The court analyzed the case facts, applicable canons, and further applied the recent ABA Standing Comm. on Ethics & Prof. Responsibity, Formal Op. 462 (February 21, 2013) (authorizing judges to participate in social networking providing such participation complies with relevant ethics rules). The appellate court also examined other Texas cases involving cases where judges presided in cases where the judge had a seemingly close, public relationship with a party. For example, in Lueg v. Lueg, 976 S.W.2d 308, 311 (Tex. App--Corpus Christi 1998, pet denied), cited by the Dallas court, another intermediate appellate court held that the mere fact that a party was a former campaign manager for the judge alone was insufficient to require the judge's recusal. The court rejected Defendant's claim of actual and apparent impartiality on the record and affirmed that ground.

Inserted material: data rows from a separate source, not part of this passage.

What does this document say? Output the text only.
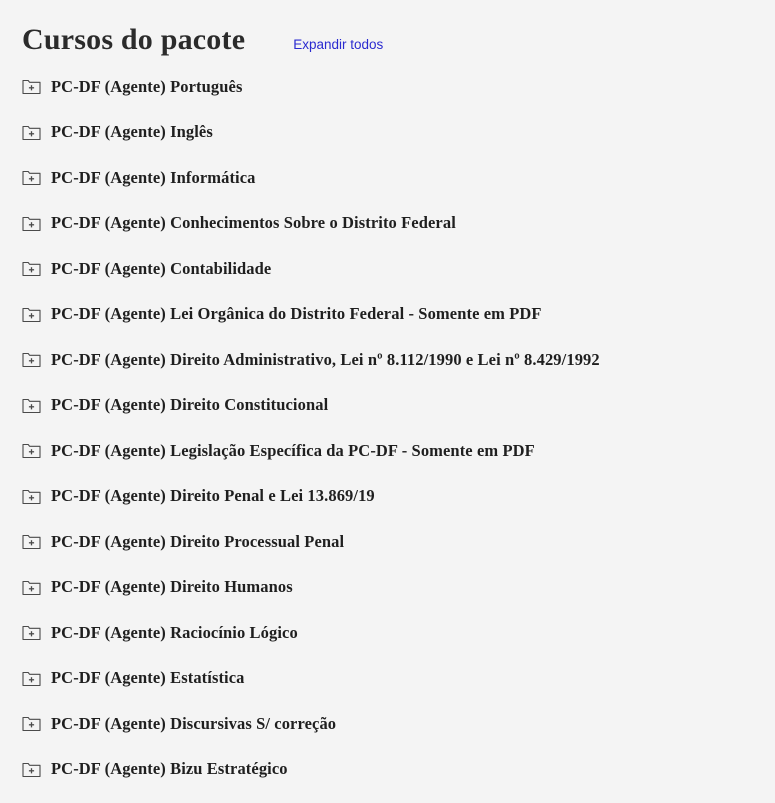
Cursos do pacote	Expandir todos
PC-DF (Agente) Português
PC-DF (Agente) Inglês
PC-DF (Agente) Informática
PC-DF (Agente) Conhecimentos Sobre o Distrito Federal
PC-DF (Agente) Contabilidade
PC-DF (Agente) Lei Orgânica do Distrito Federal - Somente em PDF
PC-DF (Agente) Direito Administrativo, Lei nº 8.112/1990 e Lei nº 8.429/1992
PC-DF (Agente) Direito Constitucional
PC-DF (Agente) Legislação Específica da PC-DF - Somente em PDF
PC-DF (Agente) Direito Penal e Lei 13.869/19
PC-DF (Agente) Direito Processual Penal
PC-DF (Agente) Direito Humanos
PC-DF (Agente) Raciocínio Lógico
PC-DF (Agente) Estatística
PC-DF (Agente) Discursivas S/ correção
PC-DF (Agente) Bizu Estratégico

Not all states agree with the approach taken by the ABA (and this Texas court) on judges using social media. Last September, for example, the Florida appeals court held that a judge's Facebook friendship alone presents grounds for disqualification. Domville v. State of Florida, 103 So.3d 184 (Fla.Cir. Ct. 2012) (covered by this blog here). Florida's state judicial ethics commission had previously rendered an opinion applying a restrictive approach to social media use for judges - a different approach than the one adopted by the ABA.
The permissive approach to judicial social media use adopted by the ABA and this Texas Court requires fact-intensive analysis into the relationship between the judge and the social media friend in recusal and disqualification issues. For this reason this issue now of first impression is one likely to be revisited frequently in states applying the ABA's permissive guidelines as more judges enter the social networking world.